Installer des téléviseurs à écran plat, ajouter des produits de toilette, voire agrandir la salle de bains. Au Québec, plusieurs propriétaires de petits hôtels - aussi appelés auberges - ne savent plus quelles astuces trouver pour conserver ou augmenter leur nombre d'étoiles. Évalués selon les mêmes critères que les grands établissements comme les hôtels Hilton ou Fairmont, ces lieux d'hébergement s'estiment grandement défavorisés par un système qui impose des règles de plus en plus strictes.

Plusieurs propriétaires de petits hôtels interrogés par La Presse souhaiteraient que leurs établissements - qui possèdent généralement un maximum d'une vingtaine de chambres - forment une catégorie d'hébergement à part. Plusieurs de ces endroits offrent une expérience se rapprochant davantage du gîte (bed & breakfast) que de l'hôtel traditionnel. Ainsi, la plupart n'ont même pas cru bon d'installer des écrans de télévision et des téléphones dans les chambres. On ne retrouve pas d'ascenseur et encore moins de service de valet, des critères qui comptent quand vient le temps d'accorder des étoiles. Les petits hôtels cherchent plutôt à se distinguer en offrant un service personnalisé et convivial. N'empêche, la Corporation des industries touristiques du Québec (CITQ) les évalue avec la même grille qu'elle utilise pour les grands hôtels.

« Nous n'offrons pas de vaste hall d'entrée en marbre ni de gym ni de bain-tourbillon dans une vaste salle de bains. Cependant, tout en innovant et en diversifiant, nous offrons une grande qualité d'hébergement, la meilleure attention et le meilleur environnement que recherchent les touristes visitant les régions du Québec », écrit Gilles Tardif, propriétaire des Maisons du Grand Héron, à L'Isle-aux-Grues, dans une lettre envoyée cet automne à la ministre du Tourisme, Dominique Vien.

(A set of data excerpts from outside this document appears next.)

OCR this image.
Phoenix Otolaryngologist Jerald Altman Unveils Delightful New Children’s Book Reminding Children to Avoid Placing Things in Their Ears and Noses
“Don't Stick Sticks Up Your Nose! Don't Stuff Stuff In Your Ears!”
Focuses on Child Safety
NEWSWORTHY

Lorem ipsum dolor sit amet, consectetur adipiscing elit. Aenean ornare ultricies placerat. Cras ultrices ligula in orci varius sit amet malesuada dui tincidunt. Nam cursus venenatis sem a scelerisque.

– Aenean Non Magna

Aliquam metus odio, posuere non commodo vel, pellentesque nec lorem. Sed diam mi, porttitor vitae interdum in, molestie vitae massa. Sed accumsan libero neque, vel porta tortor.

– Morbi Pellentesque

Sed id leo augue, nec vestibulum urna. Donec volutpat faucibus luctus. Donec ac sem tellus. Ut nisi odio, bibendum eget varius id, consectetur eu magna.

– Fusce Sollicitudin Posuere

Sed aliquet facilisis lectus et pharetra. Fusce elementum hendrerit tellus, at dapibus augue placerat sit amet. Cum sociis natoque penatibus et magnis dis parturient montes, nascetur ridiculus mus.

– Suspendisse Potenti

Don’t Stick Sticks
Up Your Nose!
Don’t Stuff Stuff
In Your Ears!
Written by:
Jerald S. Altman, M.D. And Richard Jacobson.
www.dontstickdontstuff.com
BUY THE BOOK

« Appliquer les mêmes normes et les mêmes critères d'évaluation pour accorder une classification dépasse l'entendement et conduit à un préjudice grave envers les auberges champêtres », ajoute-t-il. En plus d'offrir quatre petites chambres à l'intérieur de son auberge, M. Tardif loue une maison, des yourtes et des tipis.

« Une classe à part »

« On est une classe à part, explique-t-il en entrevue à La Presse. On n'a pas de téléviseurs. Les gens n'en ont pas besoin, ils sont au cinéma du Saint-Laurent », illustre-t-il, rappelant que son établissement possède une terrasse qui donne sur le fleuve. S'il s'est toujours « accommodé » des deux étoiles que lui a décernées la CITQ, l'organisme chargé d'évaluer et de certifier les établissements d'hébergement, il disait craindre d'en perdre une à la suite de la plus récente inspection, au printemps. Le coupable: la mise en place de règles plus sévères, croit le propriétaire des Maisons du Grand Héron, notamment en ce qui concerne la grandeur des chambres et des salles de bains. En fin de compte, pour lui permettre de conserver ses étoiles, la CITQ l'a finalement changé de catégorie. Il figure maintenant dans la liste « autres établissements d'hébergement ».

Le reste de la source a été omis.